Donncha Ó hEallaithe (fl. 2000) is an Irish language activist and academic.
Ó hÉallaithe was raised in Clonmel in County Tipperary. He acquired a degree in engineering at University College Dublin, where he first became acquainted with Irish speakers from Connemara.[1] He then became a lecturer in mathematics at the Galway-Mayo Institute of Technology.[2] He learned Irish as a second language at school and among native speakers in the Connemara Gaeltacht.
Ó hÉallaithe is known as a Gaeltacht activist and commentator, though he has always acted as an individual rather than on behalf of an organisation.[3] He first became aware of Irish as a living traditional language when he and others in his school class went with a teacher to Corca Dhuibhne in County Kerry. Much later, in 1969, he became involved with the fight for language rights in Connemara.[4]

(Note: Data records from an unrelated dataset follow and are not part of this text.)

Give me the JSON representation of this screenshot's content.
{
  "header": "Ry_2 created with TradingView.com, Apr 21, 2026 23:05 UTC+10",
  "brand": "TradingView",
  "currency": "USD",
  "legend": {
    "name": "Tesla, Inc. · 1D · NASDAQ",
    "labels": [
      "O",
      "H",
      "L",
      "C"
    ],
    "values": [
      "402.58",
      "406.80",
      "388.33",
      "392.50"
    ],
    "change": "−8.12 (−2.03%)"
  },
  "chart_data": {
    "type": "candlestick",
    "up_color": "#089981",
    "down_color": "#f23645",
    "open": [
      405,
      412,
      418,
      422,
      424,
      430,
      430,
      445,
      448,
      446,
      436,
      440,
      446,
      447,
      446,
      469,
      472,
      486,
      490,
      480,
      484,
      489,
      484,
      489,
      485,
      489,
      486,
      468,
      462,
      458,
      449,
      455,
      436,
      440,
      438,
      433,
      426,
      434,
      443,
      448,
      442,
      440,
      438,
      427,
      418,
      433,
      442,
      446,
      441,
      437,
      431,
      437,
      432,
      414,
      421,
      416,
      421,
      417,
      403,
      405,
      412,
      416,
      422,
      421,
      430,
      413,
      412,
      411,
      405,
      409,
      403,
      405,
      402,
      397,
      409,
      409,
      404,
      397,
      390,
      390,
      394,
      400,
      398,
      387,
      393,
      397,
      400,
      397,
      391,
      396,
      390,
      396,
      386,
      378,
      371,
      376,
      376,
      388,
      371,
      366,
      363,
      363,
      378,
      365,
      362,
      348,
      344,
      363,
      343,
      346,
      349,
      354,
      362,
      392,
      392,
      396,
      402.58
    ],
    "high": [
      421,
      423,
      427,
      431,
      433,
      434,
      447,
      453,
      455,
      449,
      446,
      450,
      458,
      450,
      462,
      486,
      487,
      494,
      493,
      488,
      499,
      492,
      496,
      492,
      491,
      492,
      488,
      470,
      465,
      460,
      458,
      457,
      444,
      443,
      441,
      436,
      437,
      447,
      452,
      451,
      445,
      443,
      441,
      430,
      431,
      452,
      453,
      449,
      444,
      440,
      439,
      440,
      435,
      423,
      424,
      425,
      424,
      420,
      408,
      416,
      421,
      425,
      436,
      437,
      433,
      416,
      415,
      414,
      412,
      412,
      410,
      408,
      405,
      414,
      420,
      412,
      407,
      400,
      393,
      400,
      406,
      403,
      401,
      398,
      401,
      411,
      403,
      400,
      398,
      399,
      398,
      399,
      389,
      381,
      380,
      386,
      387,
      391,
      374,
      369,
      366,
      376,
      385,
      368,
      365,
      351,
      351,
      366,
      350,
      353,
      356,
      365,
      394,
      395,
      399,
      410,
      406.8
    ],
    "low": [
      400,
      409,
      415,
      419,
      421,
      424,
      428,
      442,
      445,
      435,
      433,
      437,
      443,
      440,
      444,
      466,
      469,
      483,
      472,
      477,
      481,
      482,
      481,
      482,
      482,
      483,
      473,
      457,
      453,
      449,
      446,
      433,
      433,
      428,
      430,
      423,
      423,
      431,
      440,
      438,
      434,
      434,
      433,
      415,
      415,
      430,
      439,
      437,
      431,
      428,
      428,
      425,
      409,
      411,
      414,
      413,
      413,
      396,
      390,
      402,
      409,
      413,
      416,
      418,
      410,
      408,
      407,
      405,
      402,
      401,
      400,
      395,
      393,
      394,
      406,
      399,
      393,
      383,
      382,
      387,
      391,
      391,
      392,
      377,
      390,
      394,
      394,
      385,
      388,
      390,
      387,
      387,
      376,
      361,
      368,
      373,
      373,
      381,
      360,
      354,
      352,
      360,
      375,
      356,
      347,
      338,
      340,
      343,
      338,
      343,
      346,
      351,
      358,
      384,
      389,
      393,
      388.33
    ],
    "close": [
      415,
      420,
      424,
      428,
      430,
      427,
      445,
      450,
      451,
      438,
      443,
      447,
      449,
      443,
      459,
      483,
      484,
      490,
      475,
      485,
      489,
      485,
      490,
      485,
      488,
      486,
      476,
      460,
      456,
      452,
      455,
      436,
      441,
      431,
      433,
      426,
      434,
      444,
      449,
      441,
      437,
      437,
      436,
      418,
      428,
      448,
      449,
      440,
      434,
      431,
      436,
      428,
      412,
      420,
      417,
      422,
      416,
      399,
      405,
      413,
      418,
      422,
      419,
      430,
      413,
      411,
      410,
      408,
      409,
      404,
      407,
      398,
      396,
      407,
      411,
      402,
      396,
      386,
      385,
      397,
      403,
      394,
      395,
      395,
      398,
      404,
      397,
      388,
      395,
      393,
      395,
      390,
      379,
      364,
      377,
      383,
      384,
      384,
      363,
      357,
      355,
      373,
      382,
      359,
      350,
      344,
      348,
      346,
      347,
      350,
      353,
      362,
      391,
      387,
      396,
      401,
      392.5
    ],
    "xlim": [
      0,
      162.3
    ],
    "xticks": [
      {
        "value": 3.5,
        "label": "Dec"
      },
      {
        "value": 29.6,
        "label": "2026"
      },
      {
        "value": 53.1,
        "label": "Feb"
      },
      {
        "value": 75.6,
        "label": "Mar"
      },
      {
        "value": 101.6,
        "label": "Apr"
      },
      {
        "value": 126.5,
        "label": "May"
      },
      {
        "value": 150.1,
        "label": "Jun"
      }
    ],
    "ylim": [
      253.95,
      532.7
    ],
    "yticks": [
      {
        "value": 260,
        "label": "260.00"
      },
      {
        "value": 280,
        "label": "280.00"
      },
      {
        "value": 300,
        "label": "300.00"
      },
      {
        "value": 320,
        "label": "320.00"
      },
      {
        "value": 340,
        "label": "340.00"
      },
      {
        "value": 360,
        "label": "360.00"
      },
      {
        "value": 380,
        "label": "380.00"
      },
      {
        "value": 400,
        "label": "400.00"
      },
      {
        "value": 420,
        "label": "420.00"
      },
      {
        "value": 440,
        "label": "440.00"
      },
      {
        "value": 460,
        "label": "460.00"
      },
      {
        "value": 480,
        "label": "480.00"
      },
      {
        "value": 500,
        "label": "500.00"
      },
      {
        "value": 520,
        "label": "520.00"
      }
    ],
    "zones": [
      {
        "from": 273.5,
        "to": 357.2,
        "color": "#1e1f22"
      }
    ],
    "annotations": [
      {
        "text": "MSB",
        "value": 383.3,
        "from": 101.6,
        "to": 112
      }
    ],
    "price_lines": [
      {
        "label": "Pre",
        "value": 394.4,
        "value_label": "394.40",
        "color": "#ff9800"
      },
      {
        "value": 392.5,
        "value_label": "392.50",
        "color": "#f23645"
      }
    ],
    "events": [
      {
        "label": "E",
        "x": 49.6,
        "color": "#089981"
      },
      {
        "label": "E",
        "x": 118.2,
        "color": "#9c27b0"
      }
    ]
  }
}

He is a keen sailor, and in 1986 he and some companions voyaged on a Galway hooker to the Faroes.[5] While there he saw the local television station Sjónvarp Felagíð í Havn (Tórshavn Television Association). On his return he informed the filmmaker Bob Quinn of this, and Quinn and others set up a similar transmitter in the Gaeltacht in 1987. This led to the creation of Teilifís na Gaeilge (now TG4) in 1996.[6]
Ó hÉallaithe helped publicise the research contained in a report entitled "Comprehensive Linguistic study of the Use of Irish in the Gaeltacht" (2007), a document which showed a steep decline in Irish language use in the Gaeltacht.[7]